Graduate Student Seminar

Seminar | February 4 | 11:10 a.m.-12:30 p.m. | 489 Minor Hall

 Michael Telias, Postdoc in Richard Kramer's Lab; Joseph Leffler, PhD Candidate

 Neuroscience Institute, Helen Wills

Michael Telias's Abstract
Retinoic acid is the trigger for neural hyperactivity in retinal degeneration and
blocking its receptor unmasks light responses and augments vision

Light responses are initiated in photoreceptors, processed by interneurons, and synaptically transmitted to retinal ganglion cells (RGCs), which send information to the brain. Retinitis pigmentosa (RP) is a blinding disease caused by photoreceptor degeneration, depriving downstream neurons of light-sensitive input. In addition, photoreceptor degeneration triggers hyperactive firing of RGCs that obscures light responses initiated by surviving photoreceptors. Here we show that retinoic acid (RA), signaling through its receptor (RAR), is the trigger for hyperactivity.

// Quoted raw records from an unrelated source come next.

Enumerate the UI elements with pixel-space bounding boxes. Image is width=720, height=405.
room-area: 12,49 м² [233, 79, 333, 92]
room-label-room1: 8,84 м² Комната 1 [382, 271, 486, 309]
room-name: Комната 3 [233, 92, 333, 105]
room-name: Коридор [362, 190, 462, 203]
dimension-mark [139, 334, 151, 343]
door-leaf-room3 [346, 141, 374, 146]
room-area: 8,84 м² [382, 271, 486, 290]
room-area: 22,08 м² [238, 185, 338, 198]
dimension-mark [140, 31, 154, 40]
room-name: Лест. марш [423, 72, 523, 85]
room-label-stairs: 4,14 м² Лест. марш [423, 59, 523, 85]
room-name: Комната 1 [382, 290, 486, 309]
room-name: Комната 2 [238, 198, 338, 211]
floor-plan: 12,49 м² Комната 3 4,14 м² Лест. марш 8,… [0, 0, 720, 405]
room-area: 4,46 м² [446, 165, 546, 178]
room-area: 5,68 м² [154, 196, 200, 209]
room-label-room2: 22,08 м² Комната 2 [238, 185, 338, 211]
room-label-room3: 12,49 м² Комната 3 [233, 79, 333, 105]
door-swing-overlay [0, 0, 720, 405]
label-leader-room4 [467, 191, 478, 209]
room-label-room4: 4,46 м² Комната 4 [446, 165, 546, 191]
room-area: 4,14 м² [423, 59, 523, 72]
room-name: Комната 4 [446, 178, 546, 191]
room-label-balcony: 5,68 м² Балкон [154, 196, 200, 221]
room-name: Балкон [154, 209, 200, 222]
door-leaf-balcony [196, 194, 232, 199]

A genetically encoded fluorescent reporter shows elevated RAR signaling in degenerated retinas from murine models of RP. Enhancing RAR signaling in healthy retinas mimics the pathophysiology of degenerating retinas. Drug inhibition of RAR reduces hyperactivity in degenerating retinas and unmasks light responses in RGCs. Gene therapy inhibition of RAR increases innate and learned light-elicited behaviors in vision-impaired mice. Identification of RAR as the trigger for hyperactivity presents a degeneration-dependent therapeutic target for enhancing low-level vision in RP and other blinding disorders.

Joseph Leffler's Abstract
Understanding a Wide-field Amacrine Cell’s Role in Shaping Retinal Output

The output cells of the retina, ganglion cells, are a broad group of about 40 neuron types, each tuned to a specific feature of the visual scene. For example, the W3 ganglion cell, known as a local motion detector, responds strongly in response to small objects moving across a static background, but is silent during global motion. Ganglion cell receptive fields are shaped by inhibitory interneurons called amacrine cells. In this study we test how a GABAergic amacrine cell—defined by its wide-field morphology and identified by a transgenic mouse line (nNOS-Cre-ER)—is functioning to inhibit ganglion cells, such as the W3 cell. We predict that this NOS expressing amacrine cell provides direct GABAergic inhibition to the W3 ganglion cell in a way that lends it the ability to only respond to small stimuli.